Jack Rotherfield made no secret of the fact that he had been the cause of her death, but it soon leaked out that, while he declared that he had accidentally shot the lady, while intending only to attract her attention and to frighten her, he had believed, as he did so, that the woman he was frightening was Rhoda Pembury.

It was Lady Sarah’s scream which had acquainted him with the fact that the bullet had struck the wrong woman.

His explanations, rambling and confused, deceived no one. All his hearers knew that he must have been on the watch for Rhoda’s appearance at the window of her room, where it was often her habit to sit looking out at the water that ran through the grounds. The room being unlighted, the moment he saw a woman’s figure at the window, Jack had jumped to the conclusion that it was that of Rhoda Pembury, and he had shot her, by his own account accidentally, but none the less effectually.

He was suffered to leave the house without molestation, and indeed it was necessary to suggest his withdrawal, so anxious was he to remain in the vicinity of the dead woman to whom, it could not be doubted, he had been deeply attached.

It was the doctor who got rid of him, and who then turned his attention to Rhoda, upon whom the tragic event, which she understood better than any one, had had an overwhelming effect.

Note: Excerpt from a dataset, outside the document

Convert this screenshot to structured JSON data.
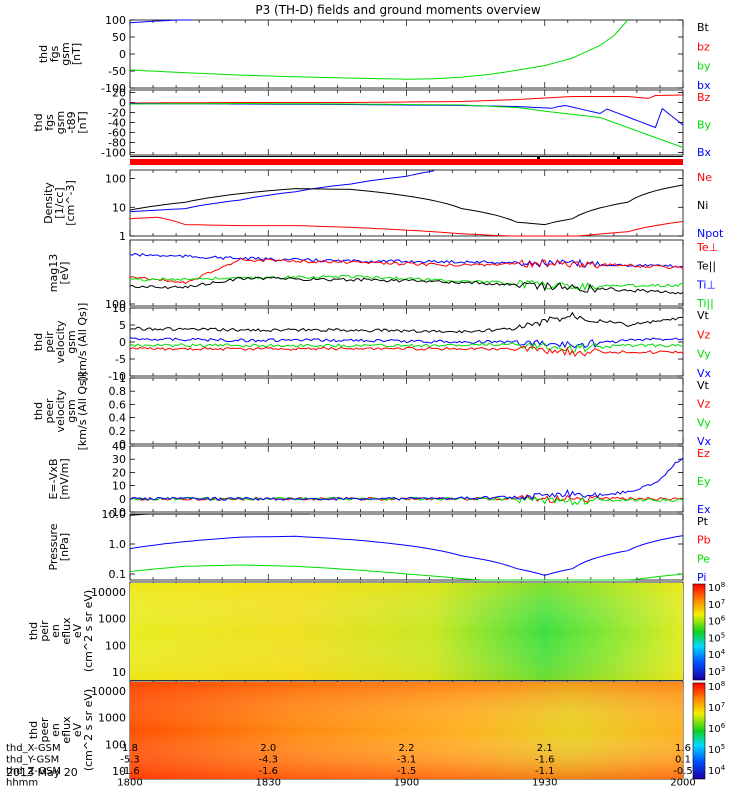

For a short time she lay prostrate, absolutely overcome by the knowledge that it was in mistake for herself that Jack Rotherfield had shot Lady Sarah. Rhoda remembered the glances which the unfortunate lady had thrown repeatedly in her direction during dinner, and did not doubt that Lady Sarah had gone to the room of her boy’s companion in order to speak to her privately. There seated or standing at the window, in the half darkness, she had been mistaken by Jack Rotherfield for Rhoda, and, although his statement was to the effect that his intention had only been to attract her attention or to frighten her—for he had given both explanations—Rhoda was quite sure that he had intended to shoot her, in revenge for what she had done in keeping him apart from Lady Sarah, or to prevent any indiscretions on her part in the shape of revelations concerning the death of Langton.

Suddenly Rhoda raised herself from the couch in Lady Sarah’s boudoir where she had been placed.

“Caryl!” she whispered.

Mrs. Hawkes, having superintended the carrying of the body of poor Lady Sarah into her own bedroom, had left Sir Robert alone with the dead lady and had given her attention to Rhoda.

Rhoda had caught the faint sound of the boy’s voice, through the open doors. He was calling for her.